Seminar

Targeted Learning with High Dimensional Data - Mark van der Laan

Date
Mon October 28th 2013, 12:45pm
Event Sponsor
the Institute for Research in the Social Sciences (IRiSS) and the Graduate School of Business (GSB)
Location
Room P102 in the Patterson Building (part of the Knight Management Center) at Stanford's Graduate School of Business
Targeted Learning with High Dimensional Data - Mark van der Laan

Mark van der Laan, Professor of Biostatistics and Statistics at UC Berkeley and Founder, Target Analytics, Inc.

Slides available here.

Abstract

Learning from data involves defining 1) the experiment that generated the data, 2) the (often low dimensional) target parameter of the data generating distribution that we want to learn, the so called estimand, 3) the collection of possible data generating distributions, the so called statistical model, and 4) it’s possible parameterization in terms of underlying distributions, often involving non-testable assumptions, giving the so called model.

The statistical model represents our statistical knowledge and should be defined so that it contains the true data generating distribution.

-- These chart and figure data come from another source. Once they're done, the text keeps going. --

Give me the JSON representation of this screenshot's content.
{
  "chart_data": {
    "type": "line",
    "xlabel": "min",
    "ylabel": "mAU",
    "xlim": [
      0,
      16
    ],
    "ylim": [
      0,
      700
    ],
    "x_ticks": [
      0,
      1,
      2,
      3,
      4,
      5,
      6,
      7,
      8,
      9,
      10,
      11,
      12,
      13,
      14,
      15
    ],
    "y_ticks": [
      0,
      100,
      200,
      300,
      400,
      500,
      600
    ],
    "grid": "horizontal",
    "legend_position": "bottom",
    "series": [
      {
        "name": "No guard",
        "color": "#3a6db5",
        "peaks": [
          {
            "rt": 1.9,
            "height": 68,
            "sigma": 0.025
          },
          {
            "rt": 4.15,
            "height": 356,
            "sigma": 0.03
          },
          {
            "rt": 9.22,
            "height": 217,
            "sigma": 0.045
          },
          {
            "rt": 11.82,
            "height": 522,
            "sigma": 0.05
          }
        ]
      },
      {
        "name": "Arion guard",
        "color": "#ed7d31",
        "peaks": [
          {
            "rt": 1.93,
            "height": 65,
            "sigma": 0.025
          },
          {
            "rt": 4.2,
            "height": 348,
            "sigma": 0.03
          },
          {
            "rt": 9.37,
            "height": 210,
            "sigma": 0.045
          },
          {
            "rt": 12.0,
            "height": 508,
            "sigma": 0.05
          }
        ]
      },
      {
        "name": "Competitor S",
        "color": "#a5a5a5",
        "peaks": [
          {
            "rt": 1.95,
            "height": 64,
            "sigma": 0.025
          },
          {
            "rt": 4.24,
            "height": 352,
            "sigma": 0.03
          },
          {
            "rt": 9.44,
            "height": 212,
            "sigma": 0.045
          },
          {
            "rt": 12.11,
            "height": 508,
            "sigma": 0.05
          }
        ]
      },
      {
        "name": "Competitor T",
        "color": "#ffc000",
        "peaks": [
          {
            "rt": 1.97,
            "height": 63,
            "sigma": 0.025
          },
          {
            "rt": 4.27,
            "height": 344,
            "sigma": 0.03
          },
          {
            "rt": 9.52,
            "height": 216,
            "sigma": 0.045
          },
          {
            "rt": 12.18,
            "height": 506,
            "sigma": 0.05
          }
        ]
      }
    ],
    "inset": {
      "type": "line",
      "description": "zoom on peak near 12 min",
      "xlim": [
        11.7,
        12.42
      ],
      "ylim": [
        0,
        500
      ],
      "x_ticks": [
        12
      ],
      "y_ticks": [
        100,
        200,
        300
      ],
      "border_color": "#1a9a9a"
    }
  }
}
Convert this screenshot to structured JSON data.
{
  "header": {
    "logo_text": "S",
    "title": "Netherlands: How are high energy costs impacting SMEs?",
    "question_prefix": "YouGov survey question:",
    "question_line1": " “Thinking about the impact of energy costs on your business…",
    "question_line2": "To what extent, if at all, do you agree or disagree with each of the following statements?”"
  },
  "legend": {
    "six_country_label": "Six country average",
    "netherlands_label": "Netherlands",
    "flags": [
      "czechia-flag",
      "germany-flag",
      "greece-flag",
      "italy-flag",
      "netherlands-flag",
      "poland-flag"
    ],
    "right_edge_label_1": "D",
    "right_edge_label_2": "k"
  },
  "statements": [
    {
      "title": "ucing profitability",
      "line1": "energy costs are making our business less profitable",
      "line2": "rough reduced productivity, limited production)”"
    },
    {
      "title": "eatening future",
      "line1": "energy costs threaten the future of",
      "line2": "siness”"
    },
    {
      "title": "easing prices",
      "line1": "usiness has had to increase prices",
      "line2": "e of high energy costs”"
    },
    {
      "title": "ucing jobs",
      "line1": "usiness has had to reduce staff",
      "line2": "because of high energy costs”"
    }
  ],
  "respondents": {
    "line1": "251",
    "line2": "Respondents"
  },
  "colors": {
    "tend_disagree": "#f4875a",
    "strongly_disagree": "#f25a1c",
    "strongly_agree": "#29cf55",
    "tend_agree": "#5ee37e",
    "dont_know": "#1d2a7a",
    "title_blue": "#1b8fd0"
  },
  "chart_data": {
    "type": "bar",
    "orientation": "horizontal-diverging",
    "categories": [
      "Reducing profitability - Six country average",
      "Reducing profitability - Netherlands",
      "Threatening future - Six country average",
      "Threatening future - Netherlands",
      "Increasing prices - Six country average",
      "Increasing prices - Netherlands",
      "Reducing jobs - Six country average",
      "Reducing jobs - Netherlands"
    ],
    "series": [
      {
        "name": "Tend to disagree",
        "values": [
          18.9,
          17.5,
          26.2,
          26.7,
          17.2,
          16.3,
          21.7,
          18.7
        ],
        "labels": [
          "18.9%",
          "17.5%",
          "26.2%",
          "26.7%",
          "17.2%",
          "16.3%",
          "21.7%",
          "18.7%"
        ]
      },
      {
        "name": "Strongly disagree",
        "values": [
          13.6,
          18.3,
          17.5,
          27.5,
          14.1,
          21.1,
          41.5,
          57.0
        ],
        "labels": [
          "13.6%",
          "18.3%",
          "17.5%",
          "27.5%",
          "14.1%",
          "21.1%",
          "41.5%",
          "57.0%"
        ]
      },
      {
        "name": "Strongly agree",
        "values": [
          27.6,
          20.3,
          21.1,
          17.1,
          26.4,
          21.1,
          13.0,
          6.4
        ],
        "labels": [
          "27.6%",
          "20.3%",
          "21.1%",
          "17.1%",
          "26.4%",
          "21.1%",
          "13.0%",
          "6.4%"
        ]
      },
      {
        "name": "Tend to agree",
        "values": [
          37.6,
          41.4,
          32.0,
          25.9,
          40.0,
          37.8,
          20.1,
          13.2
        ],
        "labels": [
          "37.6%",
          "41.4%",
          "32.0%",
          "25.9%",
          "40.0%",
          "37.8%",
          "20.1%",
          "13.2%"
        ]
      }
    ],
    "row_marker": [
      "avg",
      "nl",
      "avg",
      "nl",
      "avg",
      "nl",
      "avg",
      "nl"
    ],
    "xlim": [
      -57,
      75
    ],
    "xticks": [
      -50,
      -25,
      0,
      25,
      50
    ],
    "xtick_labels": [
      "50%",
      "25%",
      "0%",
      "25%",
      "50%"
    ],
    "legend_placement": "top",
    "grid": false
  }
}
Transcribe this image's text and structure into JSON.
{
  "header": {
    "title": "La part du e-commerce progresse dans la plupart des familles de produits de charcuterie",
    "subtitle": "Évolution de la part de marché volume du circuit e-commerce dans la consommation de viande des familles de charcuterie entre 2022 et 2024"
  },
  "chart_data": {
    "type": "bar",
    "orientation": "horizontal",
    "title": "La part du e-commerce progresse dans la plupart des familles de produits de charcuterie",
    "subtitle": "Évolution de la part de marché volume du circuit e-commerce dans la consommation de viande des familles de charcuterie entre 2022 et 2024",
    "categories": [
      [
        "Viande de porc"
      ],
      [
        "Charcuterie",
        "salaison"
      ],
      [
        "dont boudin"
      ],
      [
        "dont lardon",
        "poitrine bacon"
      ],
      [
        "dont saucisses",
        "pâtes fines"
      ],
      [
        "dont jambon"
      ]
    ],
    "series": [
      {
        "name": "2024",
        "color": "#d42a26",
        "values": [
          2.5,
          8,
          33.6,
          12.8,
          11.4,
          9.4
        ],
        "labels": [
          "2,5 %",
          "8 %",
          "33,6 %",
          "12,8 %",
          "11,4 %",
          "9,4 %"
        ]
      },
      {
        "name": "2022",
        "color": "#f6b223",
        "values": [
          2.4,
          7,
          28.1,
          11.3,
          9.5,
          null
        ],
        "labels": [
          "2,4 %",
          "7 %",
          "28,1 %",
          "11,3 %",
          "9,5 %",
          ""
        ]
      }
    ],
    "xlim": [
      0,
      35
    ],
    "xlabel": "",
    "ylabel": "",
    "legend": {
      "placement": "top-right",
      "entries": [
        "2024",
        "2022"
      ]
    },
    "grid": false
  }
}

The statistical estimation problem is now defined by the target parameter and statistical model. Realistic estimation problems thus involve learning a target parameter in very large semiparametric model for often very high dimensional data structures. Classical methods such as maximum likelihood based estimation, though optimal for small semiparametric models, break down for such large semiparametric models, due to wrong (non-targeted) bias-variance trade-off.

In response to this, we developed targeted maximum likelihood estimation, and its natural generalization, targeted minimum loss based estimation (TMLE), as a template for construction of semiparametric efficient estimators of pathwise differentiable target parameters. It involves defining an initial estimator of the relevant part of the data generating distribution, allowing the integration of the state of the art in ensemble learning fully utilizing the power of cross-validation, and targeted bias reduction step defined by a least favorable parametric submodel through the initial estimator, and a loss function to estimate the amount of fluctuation. The estimator of the target parameter is now the plug-in estimator corresponding with this updated initial estimator. Under appropriate conditions, TMLE results in semiparametric efficient (often robust w.r.t various misspecifications) substitution estimators. We assigned the name Targeted Learning to the field concerned with data adaptive estimation of target parameters while still providing statistical inference.

In our talk we will review this template, and demonstrate some recent work involving applications of TMLE to nonparametrically estimate optimal individualized treatment rules, while providing statistical inference or its gain relative to a standard treatment, and to estimate causal effects of stochastic interventions on a network of individuals.